Macquarie Radio Network is set to launch a new food, wine and produce themed radio program and broadcast it Australia-wide.
Australian Food News reported that the new radio program will be called "What's Cooking." It is a weekly one-hour show which will focus around interviews with chefs, winemakers and producers.
The Macquarie said that the show will make time to focus on food farmers and producers, making it different from any other food-related programs. Hence, listeners can get a better understanding of the whole industry.
Nerida Conway will be the program host. She has a more than twenty years media experience and has spent the last four years producing cooking master class videos.
"What's Cooking" will initially air on NTWS News Talk Sport. The digital station reaches 81,000 Australian on a weekly basis.
Meanwhile, Roy Morgan Research has confirmed last September that Australians are putting down beer and picking up red and fortified wines instead as soon as winter hits.

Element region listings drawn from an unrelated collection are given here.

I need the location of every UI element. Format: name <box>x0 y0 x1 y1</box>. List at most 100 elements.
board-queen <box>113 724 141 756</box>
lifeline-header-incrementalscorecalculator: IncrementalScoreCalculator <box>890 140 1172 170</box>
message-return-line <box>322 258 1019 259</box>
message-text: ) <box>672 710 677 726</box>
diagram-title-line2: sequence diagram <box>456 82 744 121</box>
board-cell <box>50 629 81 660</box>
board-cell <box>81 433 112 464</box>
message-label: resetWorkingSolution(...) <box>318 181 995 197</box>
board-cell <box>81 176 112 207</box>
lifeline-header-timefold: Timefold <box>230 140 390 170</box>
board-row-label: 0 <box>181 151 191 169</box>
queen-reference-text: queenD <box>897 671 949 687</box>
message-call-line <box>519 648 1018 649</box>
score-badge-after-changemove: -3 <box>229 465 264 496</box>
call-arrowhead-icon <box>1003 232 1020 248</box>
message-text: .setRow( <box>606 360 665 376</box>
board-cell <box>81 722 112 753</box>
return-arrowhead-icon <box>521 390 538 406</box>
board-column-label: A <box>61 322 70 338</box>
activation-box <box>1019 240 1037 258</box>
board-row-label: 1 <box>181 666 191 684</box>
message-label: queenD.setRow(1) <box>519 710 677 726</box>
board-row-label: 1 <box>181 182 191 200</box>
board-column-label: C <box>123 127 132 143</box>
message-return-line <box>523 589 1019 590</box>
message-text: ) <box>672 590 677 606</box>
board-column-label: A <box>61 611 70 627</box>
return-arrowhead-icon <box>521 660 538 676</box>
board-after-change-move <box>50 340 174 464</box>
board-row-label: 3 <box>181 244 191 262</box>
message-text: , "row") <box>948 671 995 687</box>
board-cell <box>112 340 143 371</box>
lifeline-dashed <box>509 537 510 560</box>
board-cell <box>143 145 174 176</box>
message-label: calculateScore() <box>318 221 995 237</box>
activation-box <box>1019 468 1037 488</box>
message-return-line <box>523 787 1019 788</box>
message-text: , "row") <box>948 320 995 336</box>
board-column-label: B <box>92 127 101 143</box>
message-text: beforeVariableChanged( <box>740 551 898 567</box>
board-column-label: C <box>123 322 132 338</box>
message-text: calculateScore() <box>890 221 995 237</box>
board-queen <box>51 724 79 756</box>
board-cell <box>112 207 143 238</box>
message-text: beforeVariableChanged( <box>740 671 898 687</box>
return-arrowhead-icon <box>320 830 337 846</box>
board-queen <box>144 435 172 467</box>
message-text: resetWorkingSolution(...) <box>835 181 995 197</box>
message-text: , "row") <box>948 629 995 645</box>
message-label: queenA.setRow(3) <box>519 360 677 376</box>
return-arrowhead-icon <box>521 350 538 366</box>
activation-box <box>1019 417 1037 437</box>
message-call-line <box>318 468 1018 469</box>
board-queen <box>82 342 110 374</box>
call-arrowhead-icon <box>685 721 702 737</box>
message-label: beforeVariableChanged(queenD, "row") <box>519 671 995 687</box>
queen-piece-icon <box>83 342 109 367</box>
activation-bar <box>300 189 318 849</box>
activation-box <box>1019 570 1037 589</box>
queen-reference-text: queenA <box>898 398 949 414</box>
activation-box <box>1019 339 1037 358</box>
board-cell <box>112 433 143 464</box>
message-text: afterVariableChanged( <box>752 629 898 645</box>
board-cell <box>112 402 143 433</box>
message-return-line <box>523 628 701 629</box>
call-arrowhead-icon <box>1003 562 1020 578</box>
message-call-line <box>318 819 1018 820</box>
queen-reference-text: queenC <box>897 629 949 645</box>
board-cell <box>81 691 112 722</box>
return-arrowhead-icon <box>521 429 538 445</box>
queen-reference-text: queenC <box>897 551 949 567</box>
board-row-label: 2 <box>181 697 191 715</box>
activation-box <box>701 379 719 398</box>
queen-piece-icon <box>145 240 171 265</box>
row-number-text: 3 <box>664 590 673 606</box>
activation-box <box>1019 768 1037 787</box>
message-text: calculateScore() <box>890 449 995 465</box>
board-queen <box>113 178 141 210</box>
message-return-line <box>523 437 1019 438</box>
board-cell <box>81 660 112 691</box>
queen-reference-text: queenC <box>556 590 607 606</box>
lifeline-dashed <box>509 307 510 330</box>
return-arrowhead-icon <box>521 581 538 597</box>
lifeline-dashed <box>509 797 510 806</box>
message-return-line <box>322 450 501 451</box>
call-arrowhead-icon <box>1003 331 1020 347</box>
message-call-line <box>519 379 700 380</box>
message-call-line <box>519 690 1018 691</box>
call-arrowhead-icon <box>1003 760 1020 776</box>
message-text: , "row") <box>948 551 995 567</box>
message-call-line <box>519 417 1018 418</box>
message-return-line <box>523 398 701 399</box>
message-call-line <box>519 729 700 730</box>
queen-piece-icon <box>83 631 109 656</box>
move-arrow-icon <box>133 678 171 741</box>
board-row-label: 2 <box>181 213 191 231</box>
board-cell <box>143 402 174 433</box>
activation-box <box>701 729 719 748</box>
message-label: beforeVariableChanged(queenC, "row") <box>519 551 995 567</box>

"Unlike beer-drinkers in the northern hemisphere, Australians do not tend to see beer as a winter beverage. So it's no surprise that the proportion of us drinking it during the cool July-September quarter falls, only to peak again in the warm January-March quarter every year," Roy Morgan Research's Consumer Products General Manager Andrew Price said.
"Of course, this doesn't mean that so-called 'winter beers' aren't available here, but it does suggest that marketers wishing to overcome our resistance to (or at least, inability to process) the concept have their work cut out for them," Andrew added.
The study also confirmed that Australia's overall consumption of alcohol has dropped over the past decade. As a matter of fact, Australians 18 years and older who drink any alcohol within the space of four weeks currently sits at 68 percent, compared in 2006 when it was 72 percent.